Friday, March 11, 2016

Crazy for You, Jennifer Crusie

On the one hand, I really liked this. I read it all in about 8 hours, stayed up late to finish, was so caught up in it on the subway that when I had to get off at my stop I felt sort of dazed to re-enter the real world. I was furious with the bad guy, sympathized with our heroine, and rooted for the side characters.

On the other hand...

I think it's partially the feminist lens through which I view the world (and can't turn off, even when I want to). The deal is, this book is technically a romance novel (I think), and I just couldn't go with every romance convention the author wanted me to. In a nutshell, Our Heroine is a high-school art teacher living with the school's coach in an unspecified small town, where everyone knows everyone, and her life is "beige." Then she finds a dog, and it sets off a wacky set of events. She moves out on the coach -- more on him later -- inspires her mother to come out as a lesbian, inspires her best friend to start wanting "more" out of her relationship, and finally decides to go for it with the hot mechanic who is also her sister's ex-husband.

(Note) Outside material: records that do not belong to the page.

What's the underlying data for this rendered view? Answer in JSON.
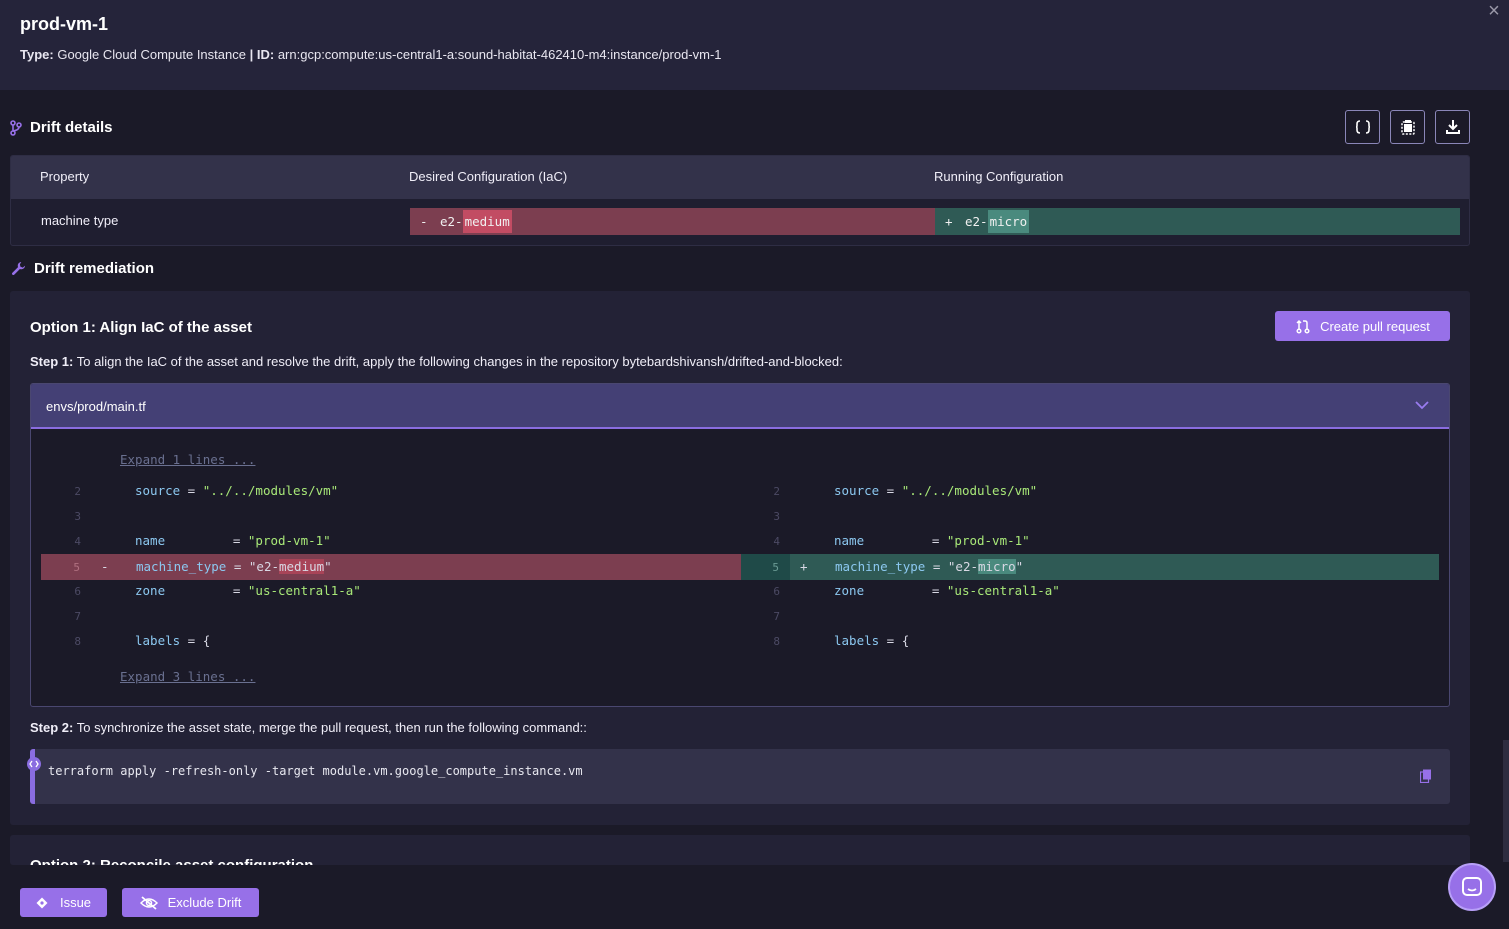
{
  "header": {
    "title": "prod-vm-1",
    "type_label": "Type:",
    "type_value": "Google Cloud Compute Instance",
    "separator": "|",
    "id_label": "ID:",
    "id_value": "arn:gcp:compute:us-central1-a:sound-habitat-462410-m4:instance/prod-vm-1",
    "close_icon": "×"
  },
  "drift_details": {
    "title": "Drift details",
    "toolbar_icons": [
      "json-icon",
      "copy-icon",
      "download-icon"
    ],
    "columns": [
      "Property",
      "Desired Configuration (IaC)",
      "Running Configuration"
    ],
    "rows": [
      {
        "property": "machine type",
        "desired_sign": "-",
        "desired_prefix": "e2-",
        "desired_highlight": "medium",
        "running_sign": "+",
        "running_prefix": "e2-",
        "running_highlight": "micro"
      }
    ]
  },
  "remediation": {
    "title": "Drift remediation",
    "option1": {
      "title": "Option 1: Align IaC of the asset",
      "create_pr_label": "Create pull request",
      "step1_label": "Step 1:",
      "step1_text": "To align the IaC of the asset and resolve the drift, apply the following changes in the repository bytebardshivansh/drifted-and-blocked:",
      "file": {
        "name": "envs/prod/main.tf",
        "expand_top": "Expand 1 lines ...",
        "expand_bottom": "Expand 3 lines ...",
        "left": {
          "line2": {
            "num": "2",
            "key": "source",
            "eq": " = ",
            "val": "\"../../modules/vm\""
          },
          "line3": {
            "num": "3"
          },
          "line4": {
            "num": "4",
            "key": "name",
            "eq": "         = ",
            "val": "\"prod-vm-1\""
          },
          "line5": {
            "num": "5",
            "sign": "-",
            "key": "machine_type",
            "eq": " = ",
            "val_prefix": "\"e2-",
            "val_hl": "medium",
            "val_suffix": "\""
          },
          "line6": {
            "num": "6",
            "key": "zone",
            "eq": "         = ",
            "val": "\"us-central1-a\""
          },
          "line7": {
            "num": "7"
          },
          "line8": {
            "num": "8",
            "key": "labels",
            "eq": " = {"
          }
        },
        "right": {
          "line2": {
            "num": "2",
            "key": "source",
            "eq": " = ",
            "val": "\"../../modules/vm\""
          },
          "line3": {
            "num": "3"
          },
          "line4": {
            "num": "4",
            "key": "name",
            "eq": "         = ",
            "val": "\"prod-vm-1\""
          },
          "line5": {
            "num": "5",
            "sign": "+",
            "key": "machine_type",
            "eq": " = ",
            "val_prefix": "\"e2-",
            "val_hl": "micro",
            "val_suffix": "\""
          },
          "line6": {
            "num": "6",
            "key": "zone",
            "eq": "         = ",
            "val": "\"us-central1-a\""
          },
          "line7": {
            "num": "7"
          },
          "line8": {
            "num": "8",
            "key": "labels",
            "eq": " = {"
          }
        }
      },
      "step2_label": "Step 2:",
      "step2_text": "To synchronize the asset state, merge the pull request, then run the following command::",
      "command": "terraform apply -refresh-only -target module.vm.google_compute_instance.vm"
    },
    "option2_title_partial": "Option 2: Reconcile asset configuration"
  },
  "footer": {
    "issue_label": "Issue",
    "exclude_label": "Exclude Drift"
  },
  "colors": {
    "accent": "#9770e8",
    "removed": "#7c3e50",
    "added": "#2f5a55"
  }
}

For a story that's allegedly all about a woman finding her own empowerment, Quinn spends every sex scene enjoying being dominated by the man. (Plus, can I just say, "he sank in to her deep pinkness" is the LEAST SEXY THING ever?) Meanwhile, her ex boyfriend, who is introduced as a fairly normal guy, goes absolutely ape shit bonkers and stalks and attacks her, because she's "his," and he just can't let her go. And when she tells this to the Hot Mechanic She's Loved Forever, he's all "yeah, that's just how men are. Women are posessions to us, no matter how wrong that seems." So she's gone from a loveless relationship to one with a guy who's a huge flake and a known womanizer, but who's hot. And that's fine; she wanted excitement and she got it. But she also went from a guy running her life to another guy who wants to run her sex life (and how) and it just... it triggered something ooky for me.

Here's another problem. I never really bought the "longing true love" aspect of Quinn and Hot Mechanic (hereafter Nick). We get his internal lust for her, how he thinks she's his best friend, and the only woman he won't fuck because he doesn't want to lose her. But at no point was I shown a best friend relationship. He helps her move. The end. Therefore, he has always loved her. I was unconvinced he'd changed at all, and I hope she's still happy that she threw herself at him when he leaves her in a year, as is his wont, or flips out when she tries to prove to him that she's not his property, as he so charmingly put it.

Wow, I'm angrier about this than I thought.

Last really super irritating point: Quinn's best friend decides her marriage needs spark, since Quinn is out seeking spark. So BF goes to her husband Max's work, and tries to seduce him. He says maybe when they get home, after the kids are in bed. She tells him to go to hell. Next plan: she answers the door naked. He's brought company home. She goes upstairs and cries, he watches football. Next plan: she wears sexy lingerie, he falls asleep while she's changing, next morning he notices and she almost punches him. Next plan: she wears different sexy lingerie, he accuses her of thinking he's cheated on her and flipping out, she gets so angry she leaves him. FINE. Except when did the stupid stupid STUPID woman TELL HIM WHAT THE PROBLEM WAS? NEVER! She just kept behaving weirdly and then freaking out when he didn't catch the snap. 

(In her defense, when she finally does tell him, 3/4 of the way through the book, his reaction is "We don't need to change anything! You're crazy!" and after that he deserves to be told to fuck off. But up until that point, he was basically blameless and she was crazy. Seriously.)

That was longer and angrier than I expected. It's a cute, fluffy book, which totally engrossed me for hours yesterday. I have to go read something else by Crusie and see if it's just a "romance novels are misogynistic" thing, a "this author is not my thing" thing, or a "Harriet is way oversensitive" thing. Then we shall see what's really what.

Grade: D

Originally posted 2006 -- waaaay before I started reading romance novels regularly. Not the greatest introduction to them, clearly.